This webpage hosts work for a term paper pursuant to the requirements of CSCI-762 "Advanced Cryptography," Spring 2015. The topic of the paper is large-scale electronic voting protocols, including both those strictly theoretical as well as those whose efficacy and/or practicality has been tested.
As technology advances, society tends to have a natural predilection toward adopting emergent technologies and protocols to support or expand the current way of life. One such area that has received popular layman support is that of the modern democratic process; that is, the use of the Internet to expand access to voting in elections.
Since the 1980's, several such protocols have been developed and proposed, but aside from isolated tests no such system has been widely adopted, and those areas that do adopt such a system do not always continue to use it in perpetuity. Several regions, such as the canton of Geneva in Switzerland, have adopted and maintained such systems.
The United States, however, has made no such adoptions. Other than trial runs in small regions of Texas and Alaska for primary elections, or other similar trials in other areas, the topic doesn't often see the light of day, despite some public clamor to find a way. The reasons for this vary, whether they be conflicting laws between states or jurisdictions that no one system could satisfy, or in other cases outright self-contradictory treatment of voter anonymity that no technology could satisfy.
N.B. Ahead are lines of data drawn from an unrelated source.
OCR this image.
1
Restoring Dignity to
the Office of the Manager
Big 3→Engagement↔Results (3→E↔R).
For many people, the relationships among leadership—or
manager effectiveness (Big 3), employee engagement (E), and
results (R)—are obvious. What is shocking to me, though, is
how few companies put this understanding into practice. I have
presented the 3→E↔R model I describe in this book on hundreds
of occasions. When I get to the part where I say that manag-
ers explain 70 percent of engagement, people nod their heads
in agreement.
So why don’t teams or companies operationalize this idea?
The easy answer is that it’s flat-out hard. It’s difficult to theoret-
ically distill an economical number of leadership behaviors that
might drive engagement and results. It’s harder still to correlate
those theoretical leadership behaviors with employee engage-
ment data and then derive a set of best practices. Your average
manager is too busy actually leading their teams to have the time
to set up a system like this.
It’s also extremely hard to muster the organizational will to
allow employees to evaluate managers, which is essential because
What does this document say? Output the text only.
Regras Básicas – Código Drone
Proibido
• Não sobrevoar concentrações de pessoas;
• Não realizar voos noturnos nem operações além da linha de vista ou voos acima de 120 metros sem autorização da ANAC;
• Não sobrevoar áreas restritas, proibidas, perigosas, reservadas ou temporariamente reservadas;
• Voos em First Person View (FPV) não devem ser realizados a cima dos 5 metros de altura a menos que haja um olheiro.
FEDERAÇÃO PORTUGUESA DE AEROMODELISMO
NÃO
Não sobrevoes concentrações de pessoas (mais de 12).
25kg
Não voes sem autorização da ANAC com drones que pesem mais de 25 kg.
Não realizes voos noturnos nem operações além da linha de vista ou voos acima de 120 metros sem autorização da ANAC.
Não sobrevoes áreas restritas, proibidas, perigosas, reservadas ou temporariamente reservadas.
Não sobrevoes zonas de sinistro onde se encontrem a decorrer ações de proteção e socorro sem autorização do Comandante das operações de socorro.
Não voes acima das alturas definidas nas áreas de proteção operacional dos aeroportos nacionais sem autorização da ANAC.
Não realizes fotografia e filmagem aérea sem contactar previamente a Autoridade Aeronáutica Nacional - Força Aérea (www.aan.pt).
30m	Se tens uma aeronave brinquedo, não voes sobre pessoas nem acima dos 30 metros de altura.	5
Legal issues themselves are outside the scope of this paper, but are worth considering when considering why an otherwise-viable voting protocol may be rejected by the legislature.
The goal of this paper is to examine and compare several large-scale computerized election protocols proposed within the past few decades. Primary focus will be on four major categories of voting protocols: Blind-Signature, Mix-Network, Additive Homomorphic, and Multiplicative Homomorphic.